Alfred Hitchcock Presents, “Santa Claus and the Tenth Avenue Kid”
This is another horror anthology series about a department store Santa. And while it’s a little less saccharine than “The Night of the Meek,” “Santa Claus and the Tenth Avenue Kid” also pulls at the heartstrings. It follows a man named Harold “Stretch” Sears (Barry Fitzgerald) who spends his days as a department store Santa. Stretch is a convicted felon who hides his past for his new job. But being around kids softens him. So much so, that when he bonds with a young boy who reminds him of himself, he breaks his parole so he can give him the Merry Christmas he deserves.
The Chilling Adventures of Sabrina, “Midwinter’s Tale”
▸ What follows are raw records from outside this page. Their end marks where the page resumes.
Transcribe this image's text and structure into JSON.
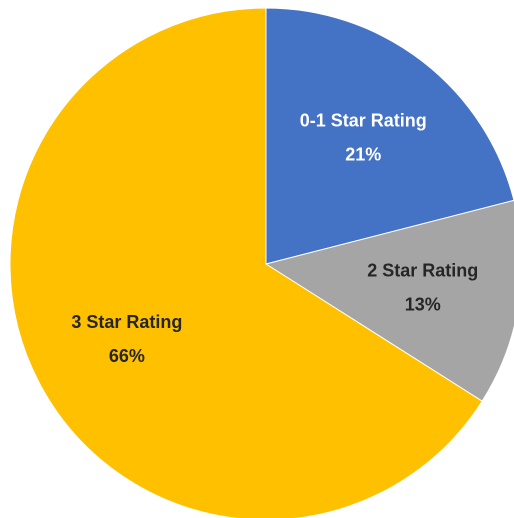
{
  "chart_data": {
    "type": "pie",
    "categories": [
      "0-1 Star Rating",
      "2 Star Rating",
      "3 Star Rating"
    ],
    "values": [
      21,
      13,
      66
    ],
    "value_labels": [
      "21%",
      "13%",
      "66%"
    ],
    "colors": [
      "#4472c4",
      "#a5a5a5",
      "#ffc000"
    ]
  }
}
The Chilling Adventures of Sabrina is a darker take on the vintage Archie witch, so naturally, the Christmas episode of the show is a bit twisted. “Midwinter’s Tale” actually aired as a Christmas special in December 2018 on Netflix. It finds the Church of Night coven celebrating Yule, the Winter Solstice. Because the veil between worlds is thinnest on solstices, Sabrina holds a séance where she attempts to contact her mother. But it wouldn’t be an episode of Sabrina if things didn’t go a little awry.